Devs need a package management solution to handle a distributed workforce giving everyone similar low latency access speeds. Tools that don’t do this can lead to reduced collaboration, Developer unhappiness, and lack of confidence in your software process.

Cloudsmith is a Cloud-Native, fully managed package management as a service built on Cloud infrastructure and handles the distribution for you. Our infrastructure is built on top of a Content Delivery Network (CDN) with over 225 global points of presence, ensuring your whole team can assess the assets, packages and binaries for all platforms available 24/7

Securing your Gaming Software Supply Chain

The software supply chain includes your code, 3rd party dependencies, scripts, tests, environmental variables, IDEs, plugins, source code repositories, CI/CD tools, audiovisual assets, and package repositories. The attack surface for the software supply chain is vast.

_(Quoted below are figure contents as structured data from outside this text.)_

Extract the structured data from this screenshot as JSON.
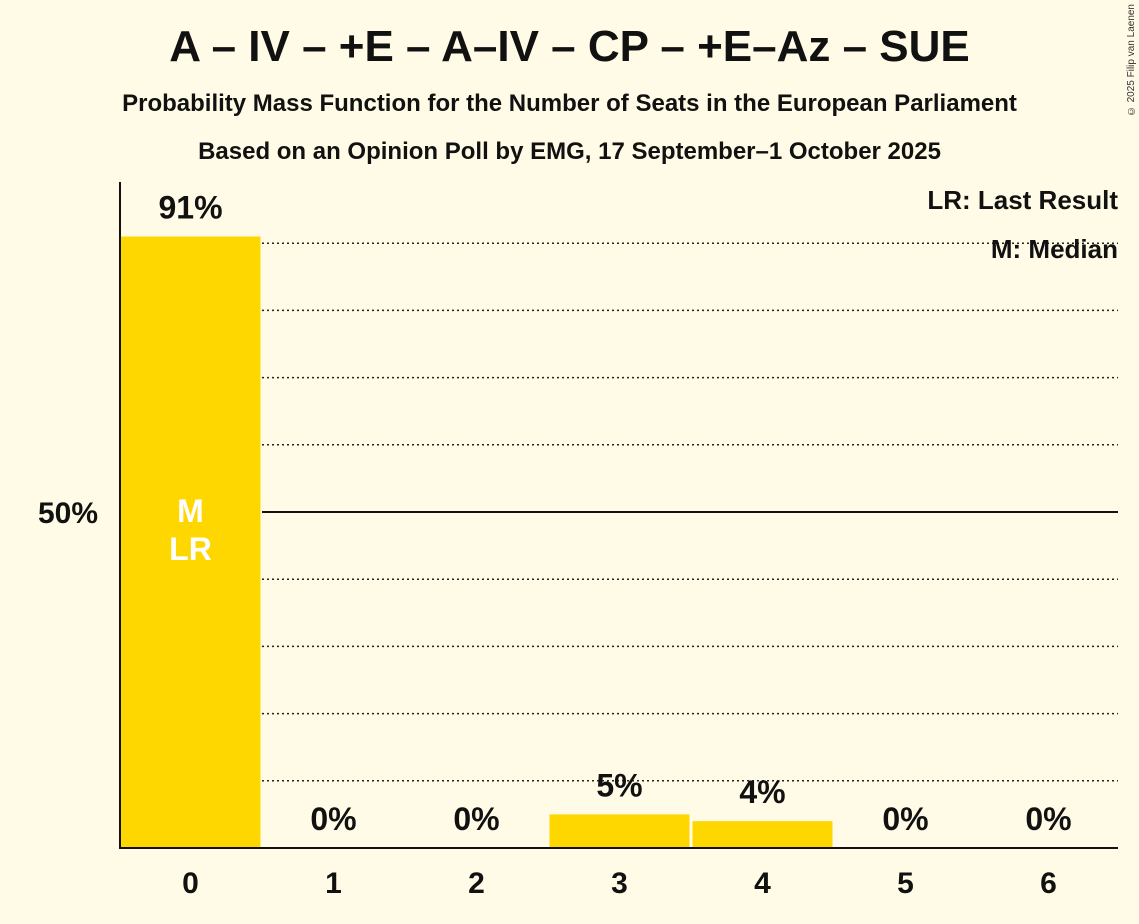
{
  "title": "A – IV – +E – A–IV – CP – +E–Az – SUE",
  "subtitle": "Probability Mass Function for the Number of Seats in the European Parliament",
  "source": "Based on an Opinion Poll by EMG, 17 September–1 October 2025",
  "copyright": "© 2025 Filip van Laenen",
  "legend": {
    "last_result": "LR: Last Result",
    "median": "M: Median"
  },
  "colors": {
    "bar": "#ffd700",
    "background": "#fffbe6",
    "axis": "#111111"
  },
  "chart_data": {
    "type": "bar",
    "categories": [
      "0",
      "1",
      "2",
      "3",
      "4",
      "5",
      "6"
    ],
    "values": [
      91,
      0,
      0,
      5,
      4,
      0,
      0
    ],
    "value_labels": [
      "91%",
      "0%",
      "0%",
      "5%",
      "4%",
      "0%",
      "0%"
    ],
    "ylim": [
      0,
      100
    ],
    "y_ticks": [
      {
        "value": 50,
        "label": "50%"
      }
    ],
    "gridlines": "dotted every 10%",
    "median_category": "0",
    "last_result_category": "0",
    "in_bar_labels": [
      "M",
      "LR"
    ]
  }
}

The gaming industry, from the beginning, has had to contend with attacks on its supply chain to protect against piracy. They’ve had to implement signed firmware to combat mods, anti-debugging software to defer piracy and hackers, and runtime integrity checks to combat cheaters.

A newer avenue of attack that other software pipelines are only recently dealing with is the attack vector from 3rd party dependencies. Like over 90% of software developed today, gaming software uses 3rd party dependencies such as middleware. These dependencies have their own dependencies.

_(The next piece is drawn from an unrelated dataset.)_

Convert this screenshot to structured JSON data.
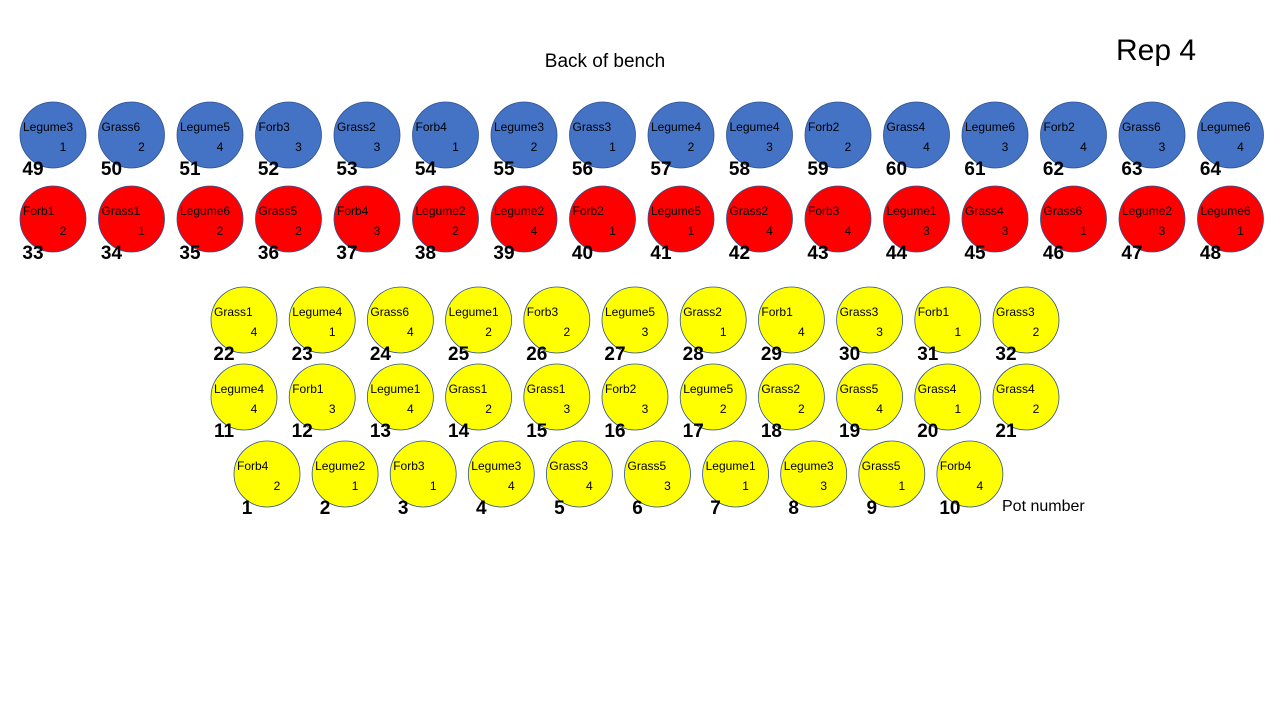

Possible reasons for gaming software attacks include stealing Intellectual property, installing malware on players’ devices to steal players PII, mine crypto, or deploying ransomware.

Examples of Gaming Supply Chain Attacks

  • Dependency hijacking breached the MS Halo dev site.
  • A report from Wired identified an aggressive group of supply chain hackers that target the tools that Gaming developers use to build games. This attack has similarities with the supply chain attack on Codecov.
  • SquirrelLang is an interpreted, open-source programming language used by video games and cloud services for customization and plugin development. Researchers have unearthed a vulnerability in Squirrel Sandbox that could potentially allow Remote Code Execution.
  • A recent zero-day vulnerability, Log4Shell, was found in a commonly used logging framework for Java called Log4j. The Log4Shell exploit gives attackers a simple way to execute code on any vulnerable machine. Minecraft servers were one of the first affected by this vulnerability.

Trusting 3rd Party Dependencies

Gaming software developers need an easy way to check where their 3rd party dependencies come from, are they untampered, and whether they should trust it?

Cloudsmith can help Game developers visualize, control, and secure their software artifacts by:

  • Using tools with security features and processes by default, such as 2FA, Single Sign-On, and ISO 27001 certification.
  • Hosting all your gaming artifacts and assets
  • Signing all artifacts and managing that process. Checking the signatures and checksums of artifacts is an effective defense against supply chain attacks.
  • Extracting, enriching, and surfacing your artifact’s metadata. This metadata contains essential information about packages, including checksums, dependencies, who built that artifact, and what platform it should be deployed.
  • The 3rd party dependencies can be cached, scanned, and verified. You can pull in new dependencies during the development stage and vet them before promoting them to production.

Our platform can help expose, manage, and control all the software, dependencies, and assets used to make up video games, allowing you to easily secure your software supply chain.

A Game Development Package Management Solution

Game development has a tricky pipeline. Gaming developers need package management tools to work with their formats like Unity, Maven, Kotlin, Conan, Docker, or Helm, handle large files and manage licenses.

On top of that, they need tools that are easy to automate against to help them secure their supply chain, that scale as they grow and can work with a distributed team.

From the internal distribution of alphas, betas, and release candidates between teams to distributing games, patches, and updates globally, Cloudsmith is built with your games in mind.